The 2005 Atlantic hurricane season went down in the record books as the most active hurricane season on record for the Atlantic Basin, producing a staggering 27 named systems.
Hurricane Rita was among the strongest and most devastating of these systems, becoming a powerful Category 5 hurricane with sustained winds of 175 mph.
Fortunately, Rita weakened before making landfall on Sept. 24, 2005, but still slammed the coasts of Texas and Louisiana as a deadly Category 3 hurricane with winds of 120 mph.
This came less than one month after Hurricane Katrina hit New Orleans, bringing about another round of rain, wind and flooding storm surge to some areas that were still recovering from the wrath of Katrina.
With the devastation from Katrina fresh in the mind of many across the country, people in the path of Rita took the storm seriously.
Texas and Louisiana officials evacuated over three million residents, greatly reducing the number of people at risk from the storm, according to NOAA's report on Rita.
More than one-third of these evacuations were people fleeing from the Houston area which resulted in major traffic delays and gridlocks on the highways as people headed north and west.
Some people that were still waiting to return to their homes following Katrina were forced to wait even longer due to Rita. Portions of Louisiana were still without power from Katrina when Hurricane Rita started to impact the region.
The coastal town of Cameron, Louisiana, was one of the hardest-hit communities and was essentially obliterated by 120-mph winds and storm surge approaching 20 feet.
The reason why this town experienced the worst of the storm is because it was located just east of where the eye of Rita made landfall. It is in this area where winds are typically the strongest in hurricanes, which also translates to where the most devastating storm surge occurs.
The economic loss from Rita was substantial with the monster storm impacting nearly every industry along the Gulf Coast.
Nearly all of the oil and natural gas production in the Gulf was halted as the workers evacuated ahead of the storm, according to the Rita Report issued by the Louisiana Recovery Authority.
These evacuations likely saved the lives of many oil workers as Rita destroyed 66 oil platforms, 19 more than were destroyed by Hurricane Katrina.
Two oil refineries in Port Author, Texas, also sustained damage from Rita, but the storm ended up missing the larger oil-refining region located around Houston and Galveston.
The agriculture, forestry and fishing industries also faced major losses.
Damage for all three of these industries combined totaled nearly $600 million in losses with over two-thirds of this coming from crops and forestry, according to the Rita Report.
Storm surge was one of the biggest factors to these economic losses with storm surge as high as 20 feet flooding areas near the coast, sending a wall of saltwater across marshlands and fields used for crops.
In addition to flooding, the salt content of the seawater had an impact on plants and animals that live in freshwater ecosystems. The elevated salt levels in the water threatened some of the wildlife in the area that depend on a supply of fresh water.
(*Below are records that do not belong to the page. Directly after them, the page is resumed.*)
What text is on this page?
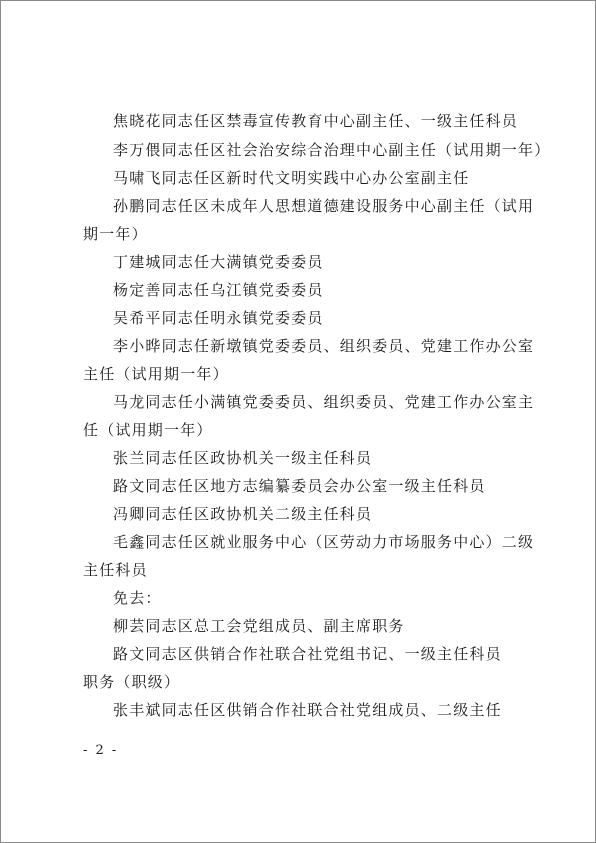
焦晓花同志任区禁毒宣传教育中心副主任、一级主任科员
李万偎同志任区社会治安综合治理中心副主任（试用期一年）
马啸飞同志任区新时代文明实践中心办公室副主任
孙鹏同志任区未成年人思想道德建设服务中心副主任（试用
期一年）
丁建城同志任大满镇党委委员
杨定善同志任乌江镇党委委员
吴希平同志任明永镇党委委员
李小晔同志任新墩镇党委委员、组织委员、党建工作办公室
主任（试用期一年）
马龙同志任小满镇党委委员、组织委员、党建工作办公室主
任（试用期一年）
张兰同志任区政协机关一级主任科员
路文同志任区地方志编纂委员会办公室一级主任科员
冯卿同志任区政协机关二级主任科员
毛鑫同志任区就业服务中心（区劳动力市场服务中心）二级
主任科员
免去：
柳芸同志区总工会党组成员、副主席职务
路文同志区供销合作社联合社党组书记、一级主任科员
职务（职级）
张丰斌同志任区供销合作社联合社党组成员、二级主任
- 2 -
"In this low, flat wetland the damage that was inflicted was beyond comprehension to the coastal communities involved," said Mr. David Richard of Stream and Property Management.
"The damage inflicted upon National Wildlife Refuges in the area was serious and catastrophic to the infrastructure," he continued.
Rita was among the most intense hurricanes ever recorded in the Atlantic Basin, ranking as the fourth strongest. However, Rita was not the strongest hurricane of the 2005 season.
Later that year, Hurricane Wilma formed and became the fourth Category 5 hurricane of the year. Wilma became even stronger than Rita. 2005 is the only Atlantic hurricane season on record to spawn so many Category 5 hurricanes with a total of four.